The same holds true for Andrews's First Amendment retaliation claim. In the § 1983 context, a plaintiff must present evidence of a retaliatory animus on the part of the defendant, i.e., "the defendant was subjectively motivated to [take action] against the plaintiff for exercising his First Amendment rights." O'Bryant v. Finch , 637 F.3d 1207, 1219 (11th Cir. 2011) (quoting Moton v. Cowart , 631 F.3d 1337, 1341 (11th Cir. 2011). Andrews claims Lt. Miner used excessive force on him because Andrews filed grievances against Lt. Miner. If this Court allows an implied Bivens remedy for First Amendment retaliation by use of excessive force, it could lead to the unwanted result of inmates filing grievances against correctional officers and then claiming that any use of force by the officers resulted from retaliatory animus. Any increase in suits by inmates necessarily involves increased litigation costs to the Government and burdens on the individual employees who must defend such claims. First Amendment retaliation claims, requiring inquiry into a defendant's subjective state of mind, often would present genuine issues of material fact not easily resolved on summary judgment.

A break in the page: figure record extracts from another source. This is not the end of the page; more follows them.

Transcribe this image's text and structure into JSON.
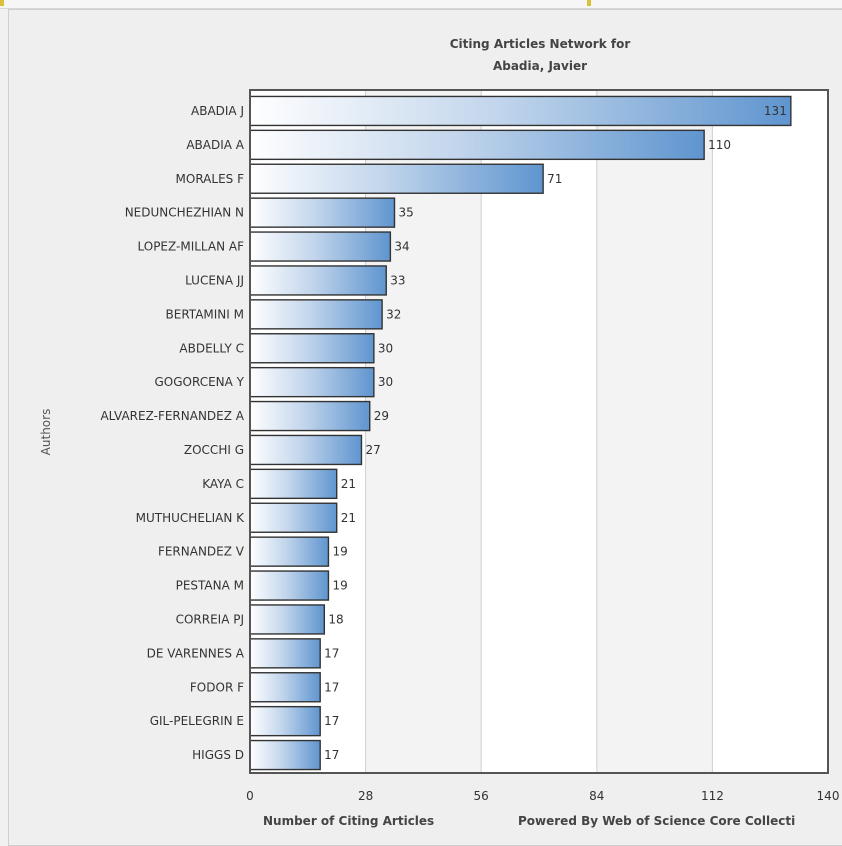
{
  "chart_data": {
    "type": "bar",
    "orientation": "horizontal",
    "title_lines": [
      "Citing Articles Network for",
      "Abadia, Javier"
    ],
    "xlabel": "Number of Citing Articles",
    "ylabel": "Authors",
    "footer": "Powered By Web of Science Core Collecti",
    "xlim": [
      0,
      140
    ],
    "xticks": [
      0,
      28,
      56,
      84,
      112,
      140
    ],
    "grid": true,
    "categories": [
      "ABADIA J",
      "ABADIA A",
      "MORALES F",
      "NEDUNCHEZHIAN N",
      "LOPEZ-MILLAN AF",
      "LUCENA JJ",
      "BERTAMINI M",
      "ABDELLY C",
      "GOGORCENA Y",
      "ALVAREZ-FERNANDEZ A",
      "ZOCCHI G",
      "KAYA C",
      "MUTHUCHELIAN K",
      "FERNANDEZ V",
      "PESTANA M",
      "CORREIA PJ",
      "DE VARENNES A",
      "FODOR F",
      "GIL-PELEGRIN E",
      "HIGGS D"
    ],
    "values": [
      131,
      110,
      71,
      35,
      34,
      33,
      32,
      30,
      30,
      29,
      27,
      21,
      21,
      19,
      19,
      18,
      17,
      17,
      17,
      17
    ],
    "bar_color": "#6a9fd4"
  }
}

This, in turn, would necessitate trials and further increase litigation costs.
The threshold is low on this issue: all that a "special factor counselling hesitation" must do is "cause a court to hesitate before answering [the question of whether to imply a new Bivens remedy] in the affirmative." Abbasi , 137 S.Ct. at 1858. Because this Court finds reason to hesitate in extending the reach of Bivens in this context, it will not allow Andrews's Bivens First Amendment retaliation claim to proceed to trial.
IV. Conclusion
Based on the foregoing, the Court GRANTS Lt. Miner's Motion for Judgment on the Pleadings as to Andrews's First Amendment retaliation claim. (Doc. 107.) That claim is hereby DISMISSED . Andrews's remaining Eighth Amendment excessive force claims against Lt. Miner will proceed to trial.
DONE AND ORDERED ON AUGUST 25, 2017.